Pero el trabajo con el teatro o más bien con la teatralidad es antiguo en la literatura argentina. Oliverio Girondo cuando publicó su libro Espantapájaros hace 85 años, como modo de propaganda mandó a hacer un enorme espantapájaros que junto a Girondo se paseó por la ciudad de Buenos Aires durante quince días. Según cuenta en una nota al pie Irina Garbatzky en su libro Los ochenta recienvivos: poesía y performance en el Río de la Plata, “iba en una carroza fúnebre, tirada por seis caballos, con su auriga y lacayos apostados a los lados”.

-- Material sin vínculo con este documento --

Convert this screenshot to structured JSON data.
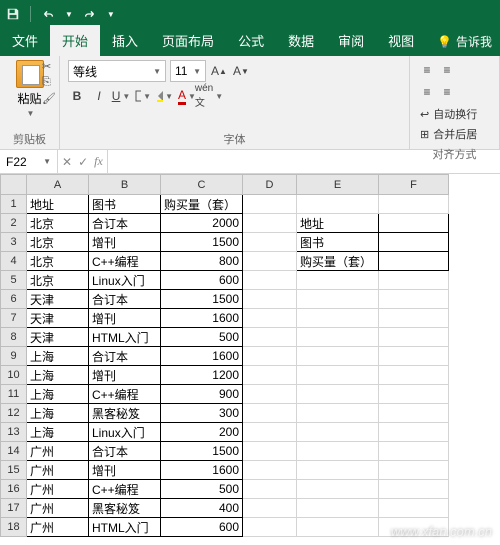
{
  "qat": {
    "save": "save-icon",
    "undo": "undo-icon",
    "redo": "redo-icon"
  },
  "tabs": {
    "file": "文件",
    "home": "开始",
    "insert": "插入",
    "layout": "页面布局",
    "formula": "公式",
    "data": "数据",
    "review": "审阅",
    "view": "视图",
    "tell_me": "告诉我"
  },
  "ribbon": {
    "paste": "粘贴",
    "clipboard_label": "剪贴板",
    "font_name": "等线",
    "font_size": "11",
    "font_label": "字体",
    "autowrap": "自动换行",
    "merge": "合并后居",
    "align_label": "对齐方式"
  },
  "namebox": "F22",
  "fx": "fx",
  "columns": [
    "A",
    "B",
    "C",
    "D",
    "E",
    "F"
  ],
  "headers": {
    "c1": "地址",
    "c2": "图书",
    "c3": "购买量（套）"
  },
  "data": [
    {
      "a": "北京",
      "b": "合订本",
      "c": "2000"
    },
    {
      "a": "北京",
      "b": "增刊",
      "c": "1500"
    },
    {
      "a": "北京",
      "b": "C++编程",
      "c": "800"
    },
    {
      "a": "北京",
      "b": "Linux入门",
      "c": "600"
    },
    {
      "a": "天津",
      "b": "合订本",
      "c": "1500"
    },
    {
      "a": "天津",
      "b": "增刊",
      "c": "1600"
    },
    {
      "a": "天津",
      "b": "HTML入门",
      "c": "500"
    },
    {
      "a": "上海",
      "b": "合订本",
      "c": "1600"
    },
    {
      "a": "上海",
      "b": "增刊",
      "c": "1200"
    },
    {
      "a": "上海",
      "b": "C++编程",
      "c": "900"
    },
    {
      "a": "上海",
      "b": "黑客秘笈",
      "c": "300"
    },
    {
      "a": "上海",
      "b": "Linux入门",
      "c": "200"
    },
    {
      "a": "广州",
      "b": "合订本",
      "c": "1500"
    },
    {
      "a": "广州",
      "b": "增刊",
      "c": "1600"
    },
    {
      "a": "广州",
      "b": "C++编程",
      "c": "500"
    },
    {
      "a": "广州",
      "b": "黑客秘笈",
      "c": "400"
    },
    {
      "a": "广州",
      "b": "HTML入门",
      "c": "600"
    }
  ],
  "side": {
    "r2": "地址",
    "r3": "图书",
    "r4": "购买量（套）"
  },
  "watermark": "www.xfan.com.cn"
}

En los 70, aunque mayormente desde los 80, la cercanía que tuvo la poesía a los diversos modos de teatralidad (performance, títeres, teatro propiamente tal) es evidente. Arturo Carrera es uno de los innovadores en este acercamiento, pero también Osvaldo Lamborghini, que junto a Carrera escribió El palacio del aplauso, una especie de sainete-poema, y Emeterio Cerro, que también con Carrera escribió Telones zurcidos para títeres con himen, representados en su momento por títeres a principios de los 80, y Retrato de un albañil adolescente. Hay una edición de Último Reino de estos dos títulos, que cuentan además con dibujos de Alfredo Prior, Marcia Schvartz, Eduardo Stupía, entre otros.

Si bien Garbatzky opina que muchas de estas expresiones son propias de la performance, parece mucho más probable que la poesía haya buscado a la teatralidad a que haya cruzado un límite. Esta contaminación de las que se ha nutrido la literatura argentina quizá no sea particular, pero sí es muy notoria y habitual. Hay, por otra parte, un buen número de artistas que han escrito y publicado libros en los últimos años: Alfredo Prior, Guillermo Iuso, Fabio Kacero, María Guerrieri, Leticia Obeid, pero quizá el caso más singular sea el de Fernanda Laguna, que pareciera hacer literatura y arte con la misma calidad y pasión. Ella ha explicado de la siguiente manera cómo se dio esta conjunción: “Yo quería que las pinturas se hicieran sobre el lienzo con la velocidad de la imagen que quería representar (el andar del caballo y la caída de la lluvia). Probé una vez y me di cuenta que nunca me iban a salir. Miré las ideas escritas, definitivamente no eran cuadros pero algo eran. Los leía y algo nuevo veía, un relato, un movimiento”.

Dos editoriales que han fomentado este cruce han sido Iván Rosado y Mansalva, la primera con tapas que son cada vez más visuales y la segunda con la Colección Popular de Arte Argentino, en donde ha convocado a artistas como Benito Laren, Florencia Bohtlingk y Nahuel Vecino.

Sin duda esta contaminación de la que la literatura argentina se ha enriquecido está a medio camino y en un futuro podríamos encontrarnos con mejores resultados y mayores cruces.